The developers of x.264, the open source version of the h.264 hi-def video codec used by YouTube and many others, have taken the first step towards building a free Blu-ray creation toolkit. They've been able to make the codec compliant with Blu-ray video.
And, with the latest update of x.264's compression talents, it is possible to fit an entire Blu-ray disc onto a dual- or, even, single-layer DVD-R with a "very reasonable level of quality".
This has urged the development team to start the process of creating free Blu-ray authoring tools, as the x.264 diary blog states: "For many years it has been possible to make your own DVDs with free software tools. Over the course of the past decade, DVD creation evolved from the exclusive domain of the media publishing companies to something basically anyone could do on their home computer.
"But Blu-ray has yet to get that treatment. Despite the “format war” between Blu-ray and HD DVD ending over 2 years ago, free software has lagged behind. “Professional” tools for Blu-ray video encoding can cost as much as $100,000 and are often utter garbage".
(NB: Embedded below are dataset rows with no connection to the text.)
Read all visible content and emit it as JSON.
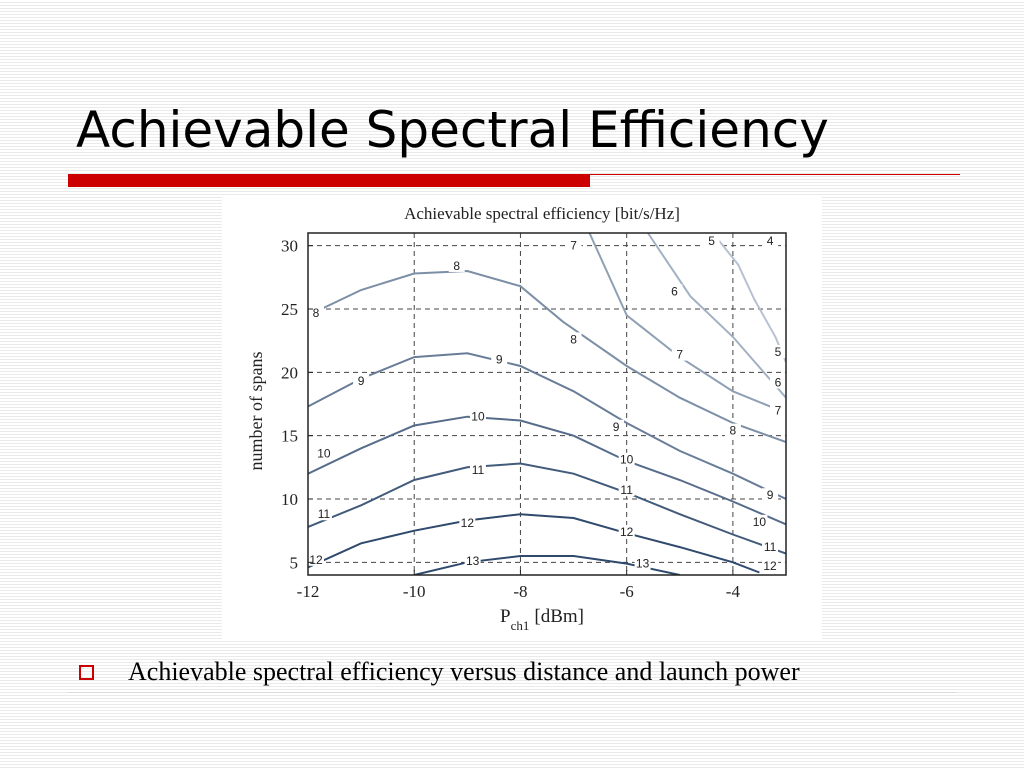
{
  "slide": {
    "title": "Achievable Spectral Efficiency",
    "bullet": "Achievable spectral efficiency versus distance and launch power"
  },
  "colors": {
    "accent": "#cc0000",
    "contour_dark": "#2f4a6d",
    "contour_light": "#c9d3df"
  },
  "chart_data": {
    "type": "contour",
    "title": "Achievable spectral efficiency [bit/s/Hz]",
    "xlabel": "P",
    "xlabel_sub": "ch1",
    "xlabel_unit": "[dBm]",
    "ylabel": "number of spans",
    "xlim": [
      -12,
      -3
    ],
    "ylim": [
      4,
      31
    ],
    "xticks": [
      -12,
      -10,
      -8,
      -6,
      -4
    ],
    "yticks": [
      5,
      10,
      15,
      20,
      25,
      30
    ],
    "grid": true,
    "contours": [
      {
        "level": 4,
        "labels": [
          [
            -3.3,
            30.5
          ]
        ],
        "points": [
          [
            -3.4,
            30.6
          ]
        ]
      },
      {
        "level": 5,
        "labels": [
          [
            -4.4,
            30.6
          ],
          [
            -3.1,
            21.6
          ]
        ],
        "points": [
          [
            -4.3,
            30.6
          ],
          [
            -3.9,
            28.5
          ],
          [
            -3.6,
            25.8
          ],
          [
            -3.2,
            22.8
          ],
          [
            -3.0,
            20.8
          ]
        ]
      },
      {
        "level": 6,
        "labels": [
          [
            -5.1,
            26.4
          ],
          [
            -3.1,
            19.2
          ]
        ],
        "points": [
          [
            -5.6,
            31.0
          ],
          [
            -4.8,
            26.0
          ],
          [
            -4.0,
            22.8
          ],
          [
            -3.0,
            18.0
          ]
        ]
      },
      {
        "level": 7,
        "labels": [
          [
            -7.0,
            30.0
          ],
          [
            -5.0,
            21.4
          ],
          [
            -3.0,
            17.0
          ]
        ],
        "points": [
          [
            -6.7,
            31.0
          ],
          [
            -6.0,
            24.5
          ],
          [
            -5.0,
            21.2
          ],
          [
            -4.0,
            18.5
          ],
          [
            -3.0,
            16.8
          ]
        ]
      },
      {
        "level": 8,
        "labels": [
          [
            -12.0,
            24.7
          ],
          [
            -9.2,
            28.4
          ],
          [
            -7.0,
            22.6
          ],
          [
            -4.0,
            15.4
          ]
        ],
        "points": [
          [
            -12.0,
            24.5
          ],
          [
            -11.0,
            26.5
          ],
          [
            -10.0,
            27.8
          ],
          [
            -9.0,
            28.0
          ],
          [
            -8.0,
            26.8
          ],
          [
            -7.2,
            24.0
          ],
          [
            -6.0,
            20.5
          ],
          [
            -5.0,
            18.0
          ],
          [
            -4.0,
            16.0
          ],
          [
            -3.0,
            14.5
          ]
        ]
      },
      {
        "level": 9,
        "labels": [
          [
            -11.0,
            19.3
          ],
          [
            -8.4,
            21.0
          ],
          [
            -6.2,
            15.7
          ],
          [
            -3.3,
            10.3
          ]
        ],
        "points": [
          [
            -12.0,
            17.3
          ],
          [
            -11.0,
            19.5
          ],
          [
            -10.0,
            21.2
          ],
          [
            -9.0,
            21.5
          ],
          [
            -8.0,
            20.5
          ],
          [
            -7.0,
            18.5
          ],
          [
            -6.0,
            16.0
          ],
          [
            -5.0,
            13.8
          ],
          [
            -4.0,
            12.0
          ],
          [
            -3.0,
            10.0
          ]
        ]
      },
      {
        "level": 10,
        "labels": [
          [
            -11.7,
            13.6
          ],
          [
            -8.8,
            16.5
          ],
          [
            -6.0,
            13.1
          ],
          [
            -3.5,
            8.2
          ]
        ],
        "points": [
          [
            -12.0,
            12.0
          ],
          [
            -11.0,
            14.0
          ],
          [
            -10.0,
            15.8
          ],
          [
            -9.0,
            16.5
          ],
          [
            -8.0,
            16.2
          ],
          [
            -7.0,
            15.0
          ],
          [
            -6.0,
            13.0
          ],
          [
            -5.0,
            11.5
          ],
          [
            -4.0,
            9.8
          ],
          [
            -3.0,
            8.0
          ]
        ]
      },
      {
        "level": 11,
        "labels": [
          [
            -11.7,
            8.8
          ],
          [
            -8.8,
            12.3
          ],
          [
            -6.0,
            10.7
          ],
          [
            -3.3,
            6.2
          ]
        ],
        "points": [
          [
            -12.0,
            7.8
          ],
          [
            -11.0,
            9.5
          ],
          [
            -10.0,
            11.5
          ],
          [
            -9.0,
            12.5
          ],
          [
            -8.0,
            12.8
          ],
          [
            -7.0,
            12.0
          ],
          [
            -6.0,
            10.5
          ],
          [
            -5.0,
            8.8
          ],
          [
            -4.0,
            7.2
          ],
          [
            -3.0,
            5.7
          ]
        ]
      },
      {
        "level": 12,
        "labels": [
          [
            -12.0,
            5.2
          ],
          [
            -9.0,
            8.1
          ],
          [
            -6.0,
            7.4
          ],
          [
            -3.3,
            4.7
          ]
        ],
        "points": [
          [
            -12.0,
            4.6
          ],
          [
            -11.0,
            6.5
          ],
          [
            -10.0,
            7.5
          ],
          [
            -9.0,
            8.3
          ],
          [
            -8.0,
            8.8
          ],
          [
            -7.0,
            8.5
          ],
          [
            -6.0,
            7.3
          ],
          [
            -5.0,
            6.2
          ],
          [
            -4.0,
            5.0
          ],
          [
            -3.5,
            4.2
          ]
        ]
      },
      {
        "level": 13,
        "labels": [
          [
            -8.9,
            5.1
          ],
          [
            -5.7,
            4.9
          ]
        ],
        "points": [
          [
            -10.0,
            4.0
          ],
          [
            -9.0,
            5.0
          ],
          [
            -8.0,
            5.5
          ],
          [
            -7.0,
            5.5
          ],
          [
            -6.0,
            4.9
          ],
          [
            -5.0,
            4.0
          ]
        ]
      }
    ]
  }
}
Of course, it may take some time for the team to succeed in their aim to create a fully-fledged authoring suite, but, in the meantime, you can check out a demo of what is capable.
The x.264 team has created a Blu-ray disc image, encoded with x.264, and compressed to a mere 2GB (able to easily fit onto a single-layer DVD-R). It features two Open Movie Project films, Big Buck Bunny and Elephant's Dream, some Microsoft HD video and a sound sample, all available under a Creative Commons license.
Of course, the final project may be open to abuse by the illegal file-sharing community, but it will come as a blessing to all those who want to archive their Blu-ray home movies and collections for easy storage.